I use "SILVA_128_QIIME_release/rep_set/rep_set_18S_only/99/99_otus_18S.fasta" and "majority_taxonomy_7_levels.txt " to Train my classifier. First, I extract reference reads by my primer and ‘--p-trunc-len 200’ to get ref-seqs.qza. And then train the classifier and test the classifier as the steps of "Moving Picture tutorial". In the end, I got taxa-bar-plots of my library, I found the some samples in my library can not have a long annotation.(As the picture shown). It may be near kingdom?? I may have some problems in my process of the analysis. I need a help!
When I see a mixture of shallow assignments (kingdom level) and deep assignments (species?) such as you are seeing, I begin to suspect the query sequences, rather than the database or classifier (which are usually at fault if all sequences are poorly classified).
I recommend looking at the unassigned query sequences:
- what is the length? if these are particularly short, that’s a very clear reason for why they are receiving very shallow classifications.

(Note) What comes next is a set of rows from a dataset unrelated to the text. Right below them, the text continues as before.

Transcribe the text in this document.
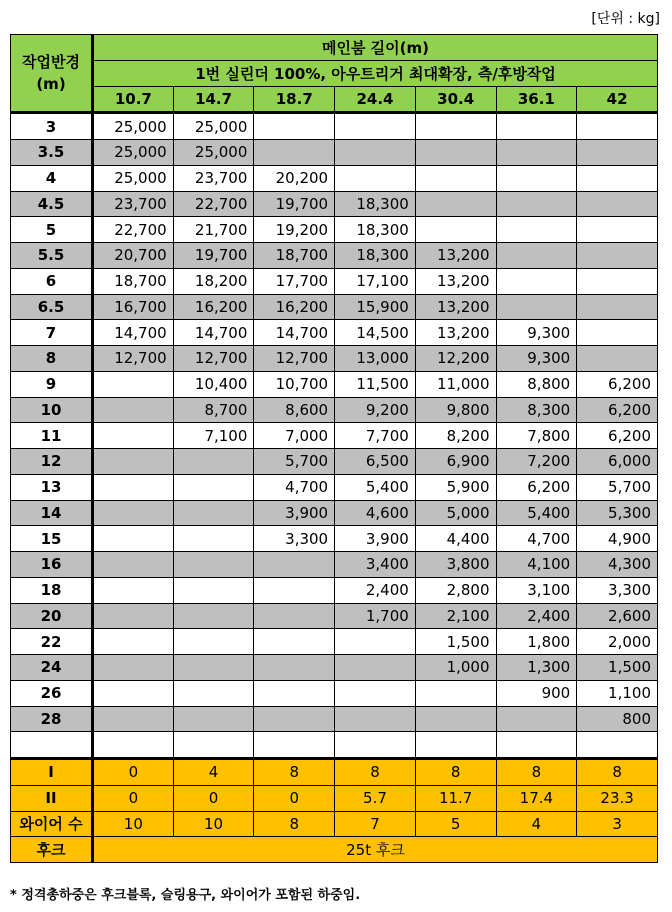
[단위 : kg]
작업반경
(m)	메인붐 길이(m)						
	1번 실린더 100%, 아우트리거 최대확장, 측/후방작업						
	10.7	14.7	18.7	24.4	30.4	36.1	42
3	25,000	25,000					
3.5	25,000	25,000					
4	25,000	23,700	20,200				
4.5	23,700	22,700	19,700	18,300			
5	22,700	21,700	19,200	18,300			
5.5	20,700	19,700	18,700	18,300	13,200		
6	18,700	18,200	17,700	17,100	13,200		
6.5	16,700	16,200	16,200	15,900	13,200		
7	14,700	14,700	14,700	14,500	13,200	9,300	
8	12,700	12,700	12,700	13,000	12,200	9,300	
9		10,400	10,700	11,500	11,000	8,800	6,200
10		8,700	8,600	9,200	9,800	8,300	6,200
11		7,100	7,000	7,700	8,200	7,800	6,200
12			5,700	6,500	6,900	7,200	6,000
13			4,700	5,400	5,900	6,200	5,700
14			3,900	4,600	5,000	5,400	5,300
15			3,300	3,900	4,400	4,700	4,900
16				3,400	3,800	4,100	4,300
18				2,400	2,800	3,100	3,300
20				1,700	2,100	2,400	2,600
22					1,500	1,800	2,000
24					1,000	1,300	1,500
26						900	1,100
28							800

I	0	4	8	8	8	8	8
II	0	0	0	5.7	11.7	17.4	23.3
와이어 수	10	10	8	7	5	4	3
후크	25t 후크						
* 정격총하중은 후크블록, 슬링용구, 와이어가 포함된 하중임.
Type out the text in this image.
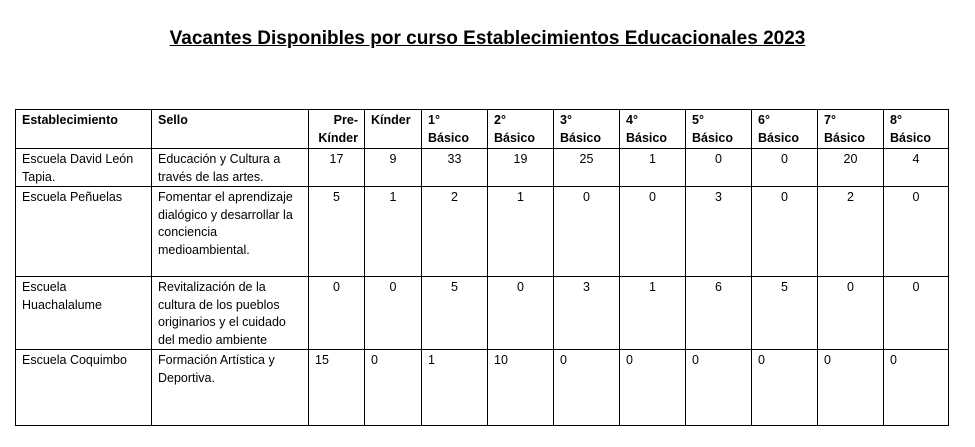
Vacantes Disponibles por curso Establecimientos Educacionales 2023
Establecimiento	Sello	Pre-Kínder	Kínder	1° Básico	2° Básico	3° Básico	4° Básico	5° Básico	6° Básico	7° Básico	8° Básico
Escuela David León Tapia.	Educación y Cultura a través de las artes.	17	9	33	19	25	1	0	0	20	4
Escuela Peñuelas	Fomentar el aprendizaje dialógico y desarrollar la conciencia medioambiental.	5	1	2	1	0	0	3	0	2	0
Escuela Huachalalume	Revitalización de la cultura de los pueblos originarios y el cuidado del medio ambiente	0	0	5	0	3	1	6	5	0	0
Escuela Coquimbo	Formación Artística y Deportiva.	15	0	1	10	0	0	0	0	0	0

- try using NCBI blast to classify a handful of these unassigned sequences and see what their closest match is (make sure to exclude uncultured sequences).
If these are in fact 18S sequences that receive good hits with NCBI blast and are of adequate length, then perhaps we should examine the classifier that you trained and the steps you used to train it. But I’d start there.
I hope that helps!
how can I find the length of the unassigned query sequences? or what can I do to pick out the unassigned query sequences?
qiime metadata tabulate to merge feature metadata artifacts, e.g., your representative sequences artifact and taxonomy artifact. You can then open this visualization with
qiime tools view and sort by taxonomy.
This topic was automatically closed 31 days after the last reply. New replies are no longer allowed.